Titre original : The line of beauty (2004)

Pour résumer : (4ème de couv’) Nick Guest, fils d’un petit antiquaire de province et brillant boursier d’Oxford, s’installe à Londres pour mener à bien sa thèse de littérature. Il loue une chambre dans l’hôtel particulier des parents de son ami Toby Fedden, et entre dans l’intimité de la famille : Gerald, le père, un ambitieux député tory, Rachel, la mère, sœur d’un baron fortuné, et Catherine, leur fille maniaco-dépressive. Nick devient le spectateur fasciné d’une société où les héritiers des grandes familles, les ladies désœuvrées et les conservateurs règnent en maîtres.

Comment il est arrivé entre mes mains: lu en partenariat avec BOB et le Livre de Poche. Choisi pour la quatrième de couv’ et la mention du Man Booker Prize.

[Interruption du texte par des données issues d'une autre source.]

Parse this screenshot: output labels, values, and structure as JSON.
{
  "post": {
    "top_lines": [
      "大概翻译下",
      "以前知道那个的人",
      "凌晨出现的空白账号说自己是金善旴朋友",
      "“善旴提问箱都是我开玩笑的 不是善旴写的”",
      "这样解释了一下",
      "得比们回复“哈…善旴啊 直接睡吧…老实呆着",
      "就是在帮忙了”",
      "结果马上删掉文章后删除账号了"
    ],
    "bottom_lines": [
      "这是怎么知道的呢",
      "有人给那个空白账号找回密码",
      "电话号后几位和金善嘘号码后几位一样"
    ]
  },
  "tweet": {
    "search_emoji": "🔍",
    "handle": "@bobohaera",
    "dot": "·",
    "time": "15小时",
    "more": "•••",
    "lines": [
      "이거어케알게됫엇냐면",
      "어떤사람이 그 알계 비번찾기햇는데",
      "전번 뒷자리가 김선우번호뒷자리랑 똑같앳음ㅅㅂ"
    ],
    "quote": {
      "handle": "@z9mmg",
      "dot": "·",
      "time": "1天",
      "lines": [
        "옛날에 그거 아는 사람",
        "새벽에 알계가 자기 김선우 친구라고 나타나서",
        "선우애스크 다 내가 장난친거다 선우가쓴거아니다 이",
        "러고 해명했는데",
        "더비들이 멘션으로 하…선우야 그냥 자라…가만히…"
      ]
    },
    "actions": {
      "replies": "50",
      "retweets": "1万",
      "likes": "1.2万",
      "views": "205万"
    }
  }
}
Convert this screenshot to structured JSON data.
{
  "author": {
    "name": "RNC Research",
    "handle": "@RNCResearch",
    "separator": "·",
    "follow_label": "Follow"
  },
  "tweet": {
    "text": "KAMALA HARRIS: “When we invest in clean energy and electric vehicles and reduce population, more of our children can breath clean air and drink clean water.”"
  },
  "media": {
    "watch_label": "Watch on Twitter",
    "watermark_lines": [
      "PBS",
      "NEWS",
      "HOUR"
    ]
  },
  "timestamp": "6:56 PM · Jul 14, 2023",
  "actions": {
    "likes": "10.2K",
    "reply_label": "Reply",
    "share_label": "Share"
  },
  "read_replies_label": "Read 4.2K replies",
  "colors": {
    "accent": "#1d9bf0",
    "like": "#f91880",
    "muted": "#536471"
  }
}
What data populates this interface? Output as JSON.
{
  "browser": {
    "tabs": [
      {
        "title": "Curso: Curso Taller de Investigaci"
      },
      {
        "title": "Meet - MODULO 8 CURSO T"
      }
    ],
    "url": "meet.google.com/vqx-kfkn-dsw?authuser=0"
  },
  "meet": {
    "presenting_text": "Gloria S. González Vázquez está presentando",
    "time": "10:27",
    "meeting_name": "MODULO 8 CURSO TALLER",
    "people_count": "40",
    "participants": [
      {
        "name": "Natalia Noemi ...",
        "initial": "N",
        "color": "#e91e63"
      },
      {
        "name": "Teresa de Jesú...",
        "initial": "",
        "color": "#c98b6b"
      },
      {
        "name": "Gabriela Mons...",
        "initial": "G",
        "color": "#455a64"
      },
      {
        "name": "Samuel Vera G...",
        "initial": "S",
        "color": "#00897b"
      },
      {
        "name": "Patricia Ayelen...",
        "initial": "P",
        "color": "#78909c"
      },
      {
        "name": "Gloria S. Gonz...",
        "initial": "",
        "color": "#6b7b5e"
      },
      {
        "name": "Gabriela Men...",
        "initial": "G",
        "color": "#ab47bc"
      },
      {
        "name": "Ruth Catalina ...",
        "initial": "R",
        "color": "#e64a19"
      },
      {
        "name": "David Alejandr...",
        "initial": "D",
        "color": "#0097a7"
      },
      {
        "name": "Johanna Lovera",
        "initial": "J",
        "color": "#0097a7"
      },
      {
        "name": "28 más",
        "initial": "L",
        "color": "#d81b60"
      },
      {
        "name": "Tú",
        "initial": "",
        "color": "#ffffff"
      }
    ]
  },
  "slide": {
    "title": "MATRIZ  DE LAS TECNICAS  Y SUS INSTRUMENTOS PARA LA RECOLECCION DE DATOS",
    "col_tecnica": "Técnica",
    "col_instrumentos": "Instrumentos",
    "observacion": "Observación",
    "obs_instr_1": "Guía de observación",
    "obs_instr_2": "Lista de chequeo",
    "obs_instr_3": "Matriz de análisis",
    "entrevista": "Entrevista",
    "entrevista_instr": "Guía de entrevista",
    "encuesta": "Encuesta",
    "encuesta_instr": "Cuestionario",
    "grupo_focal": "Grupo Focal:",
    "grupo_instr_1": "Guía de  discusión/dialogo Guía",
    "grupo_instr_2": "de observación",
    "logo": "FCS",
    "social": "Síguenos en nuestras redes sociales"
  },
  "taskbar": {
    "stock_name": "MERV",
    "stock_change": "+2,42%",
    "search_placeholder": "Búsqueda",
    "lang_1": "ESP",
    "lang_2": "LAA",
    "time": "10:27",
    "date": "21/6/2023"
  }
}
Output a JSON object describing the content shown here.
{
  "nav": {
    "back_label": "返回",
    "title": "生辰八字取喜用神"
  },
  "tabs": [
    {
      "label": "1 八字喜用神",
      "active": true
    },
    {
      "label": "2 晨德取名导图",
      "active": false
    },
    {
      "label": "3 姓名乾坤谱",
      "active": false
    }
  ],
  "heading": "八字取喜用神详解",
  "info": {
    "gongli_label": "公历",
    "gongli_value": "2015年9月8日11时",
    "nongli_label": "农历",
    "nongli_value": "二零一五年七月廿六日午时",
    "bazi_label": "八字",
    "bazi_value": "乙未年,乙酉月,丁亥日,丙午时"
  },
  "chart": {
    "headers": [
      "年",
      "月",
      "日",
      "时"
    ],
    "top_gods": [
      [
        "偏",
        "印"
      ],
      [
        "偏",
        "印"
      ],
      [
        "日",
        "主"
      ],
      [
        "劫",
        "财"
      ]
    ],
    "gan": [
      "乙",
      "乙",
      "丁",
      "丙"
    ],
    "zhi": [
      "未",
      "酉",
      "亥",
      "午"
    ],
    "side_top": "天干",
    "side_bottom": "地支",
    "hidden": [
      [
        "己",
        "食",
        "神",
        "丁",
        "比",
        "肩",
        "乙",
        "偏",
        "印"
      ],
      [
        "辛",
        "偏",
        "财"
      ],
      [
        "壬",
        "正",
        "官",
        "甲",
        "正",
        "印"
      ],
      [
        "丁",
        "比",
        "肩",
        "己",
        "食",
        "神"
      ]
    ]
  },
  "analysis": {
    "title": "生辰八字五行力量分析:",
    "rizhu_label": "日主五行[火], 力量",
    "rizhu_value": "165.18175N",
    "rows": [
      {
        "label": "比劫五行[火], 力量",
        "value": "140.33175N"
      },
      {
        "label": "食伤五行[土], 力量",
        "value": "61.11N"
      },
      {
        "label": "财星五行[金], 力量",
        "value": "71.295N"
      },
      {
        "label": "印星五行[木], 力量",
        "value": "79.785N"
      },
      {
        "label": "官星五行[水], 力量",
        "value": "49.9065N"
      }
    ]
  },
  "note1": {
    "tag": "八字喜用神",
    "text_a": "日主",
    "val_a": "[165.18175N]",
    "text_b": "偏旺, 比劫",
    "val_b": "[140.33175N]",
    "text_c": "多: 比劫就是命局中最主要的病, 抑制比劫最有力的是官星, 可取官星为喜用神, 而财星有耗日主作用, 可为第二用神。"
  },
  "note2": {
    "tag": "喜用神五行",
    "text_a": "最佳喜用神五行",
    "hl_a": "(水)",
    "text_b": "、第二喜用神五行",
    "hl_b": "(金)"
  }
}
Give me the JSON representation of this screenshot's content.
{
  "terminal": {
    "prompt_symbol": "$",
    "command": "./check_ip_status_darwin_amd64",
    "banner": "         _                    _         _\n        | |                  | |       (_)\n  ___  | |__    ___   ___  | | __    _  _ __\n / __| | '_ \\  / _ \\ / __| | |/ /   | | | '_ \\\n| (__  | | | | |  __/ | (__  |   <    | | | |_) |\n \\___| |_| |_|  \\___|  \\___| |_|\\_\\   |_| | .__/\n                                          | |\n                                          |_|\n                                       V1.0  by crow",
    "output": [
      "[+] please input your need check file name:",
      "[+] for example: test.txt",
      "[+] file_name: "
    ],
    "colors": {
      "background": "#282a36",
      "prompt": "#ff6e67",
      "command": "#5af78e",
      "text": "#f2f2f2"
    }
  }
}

Impressions de lecture: J’ai été partagée entre l’académisme de la narration (structure linéaire, descriptions lentes et style parfois ampoulé) et mon intérêt pour le roman d’initiation. Le personnage principal, Nick, est un témoin privilégié de l’hypocrisie, des rites, de l’élite londonienne. Cet aspect sociologique est intéressant. De même l’évocation de son homosexualité, ses joies et ses peurs, viennent pondérer l’académisme par des parenthèses modernes, vivantes.

Mais pas suffisamment : l’ambiance mondaine, le cadre, les dialogues (bien écrits et jouant sur les non-dits) m’ont malheureusement parus très datés. Le roman ne fait aucun effort pour aller vers le lecteur ; cette exigence oblige le lecteur à s’élever, à se creuser la tête, et j’aime cette ambition de principe, mais jusqu’à un certain point. J’attendais beaucoup du fonds, mais la forme m’a fait décrocher au bout d’un tiers du pavé. On sent un fort héritage littéraire anglais, Henry James en particulier, et j’ai trouvé cette lenteur inadaptée au monde contemporain. Dommage.

Merci néanmoins à BOB et au Livre de Poche pour ce partenariat!

Ce roman a obtenu le Man Booker Prize en 2004.